Unfortunately, debt has become an all too common problem. Purchasing a home, buying a vehicle, or paying for college tuition can be extremely expensive. For most people, the only option they have is to take out a loan. And while there are many different types of debt consumers can land in, these are the most common that tend to follow you for 10 to 20 years.
Credit Card Debt
Credit card debt by far the most common type of debt. This is because it is usually the easiest to get. Once you turn 18 the credit card companies come a knocking. By the age of 25 most individuals have several thousands of dollars of credit card debt. This type of debt can easily spiral out of control and before you know it, you have maxed out all of your credit cards and can barely afford the monthly payments.
Medical bills can be very expensive. Especially if you don’t have insurance and are forced to pay all the fees out of your own pocket. Some health issues take years to show up while others strike with no warning at all. If you run into a health problem and don’t have adequate insurance, you could easily pile up hundreds of thousands worth of medical bills.

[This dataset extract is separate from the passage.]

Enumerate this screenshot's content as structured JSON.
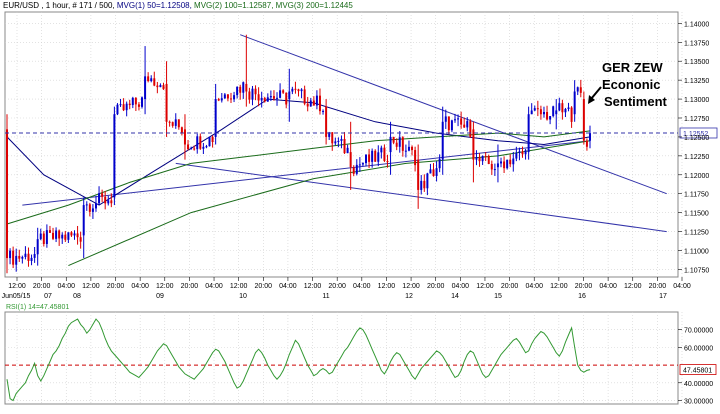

Most people can’t afford to pay cash for a home. As a result they are forced to take out a mortgage in order to get the home they desire. While the bank loan will pay for the home, you will be required to come up with the down payment on your own.
A mortgage payment is a monthly payment you will make for up to 30 years depending on the terms of your loan. If something happens and you are unable to make your mortgage payment, you could find yourself homeless and in even more debt.
Student Loan Debt
Every year it seems as though the price of a college education continues to rise. Most people find themselves needing to take out a loan just to make it through college. If you decide to seek a post-secondary degree such as a Masters or Doctorates degree, that will cost you even more money.
Over the course of six to eight years of education, you could find yourself with a quarter million worth of student loan debt.
The good news is most student loans have a very low interest rate while you are in school. However, once you graduate or decide to drop out, that rate has the potential to rise quite a bit. If your interest rate goes up, so will your monthly payment. Because of this many people find themselves unable to make the required payments each month. You could easily spend 20 years trying to pay off your student loans.
These are four of the most common types of debt that can plague you for many years to come. If you are struggling to pay down your debt, consider looking into some sort of debt consolidation.